As being a warden, I would recommend HIV testing within the prison system. Reasons being that 1.6% of male prisoners and 2.4% of female prisoners have HIV or confirmed to have AIDS (Gideon & Sung, 2011). Although, it is a common misconception that prisons are a breeding ground for the spread of HIV, most inmates were infected with said decease in the community before their incarceration (Gideon & Sung, 2011). I would have the prisoners tested upon arrival, if they have symptoms and upon release from the facility. Reason being I think knowing coming into the facility if someone is positive for HIV than it will be better for the staff to know in case, they have to treat that inmate. I do not believe that the inmates who are HIV positive should be segregated. Knowing if they are HIV positive, they should take the proper precautions in making sure they do not spread the decease. The inmates who are the most likely to contract HIV while in prison are non-white males currently serving time for sex offenses (Gideon & Sung, 2011). Comprehensive strategies to identify people with undiagnosed HIV infection, ultimately are to reduce the rates of new infections (Westergarrd et al., 2013).
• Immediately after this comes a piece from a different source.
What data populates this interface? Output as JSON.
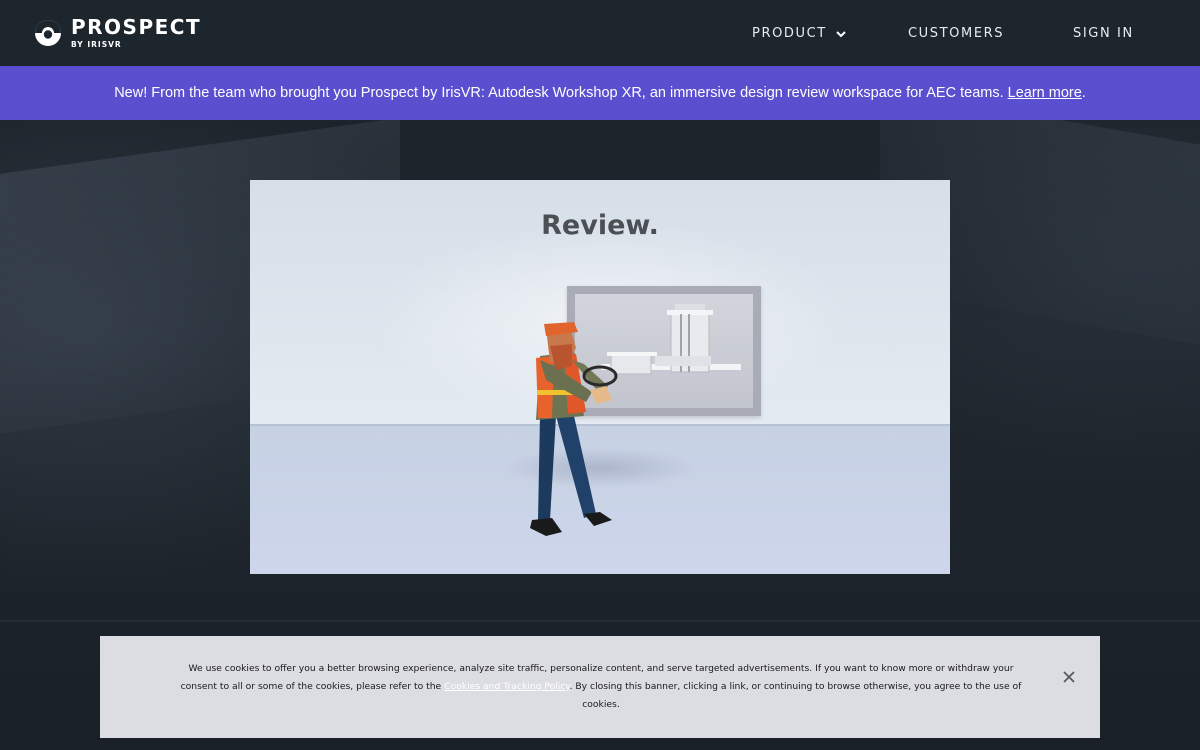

The United States Supreme Court refuse to hear any case that involve segregation and mandatory testing of inmates for HIV (Gideon & Sung, 2011). The fact that the United States Supreme Court has denied involvement in these cases show that they are not ready to rule on the issues raised by these types of cases (Gideon & Sung, 2011). Inmates with HIV attempt to be placed into clinical trials at the prisons in hope to gain access to drugs they are otherwise might not receive (Gideon & Sung, 2011). In some correctional facilities due to the fact of inmates HIV positive tests they are still segregated at this time (Gideon & Sung, 2011). In my opinion, segregating individuals just because they have HIV is a violation of their rights. There are other people on this planet that have HIV but they are not segregated in society. I feel like it is a double standard for prison systems to make HIV positive inmates be segregated from the general public. When individuals with HIV become incarcerated, they continue to deserve the highest quality of medical care available (Westergaard et al., 2013). Westergaard et al. (2013), suggests that we must acknowledge and address the impact that the criminal justice system plays in the HIV epidemic.

John 7:24 states, “look beneath the surface you that you may judge correctly”. Can be interpreted as if you judge a book by its cover in this case because they have HIV you could miss out on a good person in the way that God made them.